U.S. Census data show that since 2000 there have been more single-adult households than those consisting of a married couple with children. Does this mean the social stigma of being single has evaporated?
Not yet. We are still a society obsessed with coupling. It’s what drives popular culture. Look at the popularity of TV shows like “The Bachelor” and “The Bachelorette” that exist to exalt the importance of finding the perfect mate. We live in a time of what I call “matrimania.” It seems even more pronounced than in the past. Back in the 1970s, Mary Tyler Moore was a symbol of the independent single woman who showed no particular interest in being married.
Does your research on discrimination suggest any misconceptions about singles?
The assumption persists that what people want more than anything else is a soul mate. A major real estate company a few years back suggested in its advertising that a single woman buyer might be more interested in a particular house because of the single man living next door than because of the features of the home. It’s a mistake to assume that single people are more concerned about getting married or remarried than anything else. My latest book, Singlism (Double Door Books, 2011), points out how stereotypes about what it means to be single have gone unrecognized and unnamed. These beliefs encompass the idea that people couldn’t possibly live joyful lives if they aren’t part of a couple.
One of the largest segments of home buyers is single women, accounting for 16 percent of sales in 2012. What should real estate practitioners keep in mind when working with unmarried clients?
If unmarried clients, men or women, say they want a house, show them a house and don’t try to talk them into a townhome or condo. The statistics are a wonderful indicator of how single women see themselves. They’’e not just marking time until a man comes along, storing their belongings in orange crates, and making do with hand-me-down kitchenware.
As a single woman, have you had any notable experiences working with a real estate agent?
When I was buying a home in the early 1990s in Charlottesville, Va., I was a tenured professor, but I found that agents wouldn’t take me seriously.
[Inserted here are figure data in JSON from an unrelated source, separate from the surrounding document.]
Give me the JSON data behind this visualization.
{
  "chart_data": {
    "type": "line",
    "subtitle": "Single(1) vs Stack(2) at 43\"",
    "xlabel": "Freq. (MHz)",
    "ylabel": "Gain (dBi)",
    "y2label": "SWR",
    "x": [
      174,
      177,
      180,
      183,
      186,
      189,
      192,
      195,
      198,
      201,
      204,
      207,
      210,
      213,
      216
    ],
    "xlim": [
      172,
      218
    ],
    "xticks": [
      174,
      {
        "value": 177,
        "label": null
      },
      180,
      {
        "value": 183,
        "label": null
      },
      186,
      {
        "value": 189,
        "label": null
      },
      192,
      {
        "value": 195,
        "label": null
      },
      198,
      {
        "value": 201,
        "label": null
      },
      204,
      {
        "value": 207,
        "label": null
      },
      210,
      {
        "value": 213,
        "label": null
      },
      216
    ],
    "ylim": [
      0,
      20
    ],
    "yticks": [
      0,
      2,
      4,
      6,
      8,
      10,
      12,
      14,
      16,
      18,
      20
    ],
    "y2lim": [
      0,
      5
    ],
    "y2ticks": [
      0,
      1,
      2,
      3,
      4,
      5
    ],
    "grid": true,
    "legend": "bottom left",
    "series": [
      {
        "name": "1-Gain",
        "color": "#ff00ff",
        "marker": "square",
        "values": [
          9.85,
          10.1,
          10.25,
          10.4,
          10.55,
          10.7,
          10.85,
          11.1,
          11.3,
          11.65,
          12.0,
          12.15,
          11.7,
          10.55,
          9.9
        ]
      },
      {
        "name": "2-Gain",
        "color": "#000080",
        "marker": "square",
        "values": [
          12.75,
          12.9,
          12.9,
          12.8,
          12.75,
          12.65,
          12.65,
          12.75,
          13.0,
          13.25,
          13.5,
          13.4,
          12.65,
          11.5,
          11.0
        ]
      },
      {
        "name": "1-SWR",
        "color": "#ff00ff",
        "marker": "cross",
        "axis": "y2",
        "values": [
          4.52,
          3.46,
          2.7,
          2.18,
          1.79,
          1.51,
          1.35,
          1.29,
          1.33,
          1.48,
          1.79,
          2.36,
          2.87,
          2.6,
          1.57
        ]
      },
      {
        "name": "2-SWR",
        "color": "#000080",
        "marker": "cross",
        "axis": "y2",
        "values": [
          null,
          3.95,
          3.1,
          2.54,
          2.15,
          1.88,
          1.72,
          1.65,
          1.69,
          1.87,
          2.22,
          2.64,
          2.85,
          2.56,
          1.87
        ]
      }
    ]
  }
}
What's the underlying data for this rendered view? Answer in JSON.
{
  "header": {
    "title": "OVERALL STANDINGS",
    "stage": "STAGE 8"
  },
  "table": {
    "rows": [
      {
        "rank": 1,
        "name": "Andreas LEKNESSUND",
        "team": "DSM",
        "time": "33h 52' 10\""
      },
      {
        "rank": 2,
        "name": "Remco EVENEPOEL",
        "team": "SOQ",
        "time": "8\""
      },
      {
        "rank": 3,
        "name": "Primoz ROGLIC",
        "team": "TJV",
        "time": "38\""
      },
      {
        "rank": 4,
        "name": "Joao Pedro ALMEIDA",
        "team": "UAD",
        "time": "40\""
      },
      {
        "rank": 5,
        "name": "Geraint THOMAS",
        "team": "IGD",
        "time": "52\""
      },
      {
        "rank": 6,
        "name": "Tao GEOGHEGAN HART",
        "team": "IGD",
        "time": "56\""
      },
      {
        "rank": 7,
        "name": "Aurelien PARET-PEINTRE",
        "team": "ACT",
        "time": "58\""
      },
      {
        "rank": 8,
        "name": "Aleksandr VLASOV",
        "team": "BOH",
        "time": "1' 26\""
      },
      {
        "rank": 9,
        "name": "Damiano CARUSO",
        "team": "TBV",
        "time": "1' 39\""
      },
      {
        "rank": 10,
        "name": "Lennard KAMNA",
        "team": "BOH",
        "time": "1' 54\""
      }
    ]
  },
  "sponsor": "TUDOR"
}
I’d ask agents to show me the most expensive properties that fit my criteria, and they’d show me the least expensive. They were acting against their own interest. The underlying assumption is that if you’re single, you don’t need all that space.
What other housing trends reflect the new ways that people want to live?
More men and women are sharing homes with friends. These are not roommate situations or people just trying to save money. In these situations, they want to live with others they have a real connection with. These do make for more complex real estate transactions legally, so it’s especially important for these clients to consult a real estate attorney for advice on their particular situation. But fundamentally, agents should hear what these clients need and want in a home. The right mix is different for different people.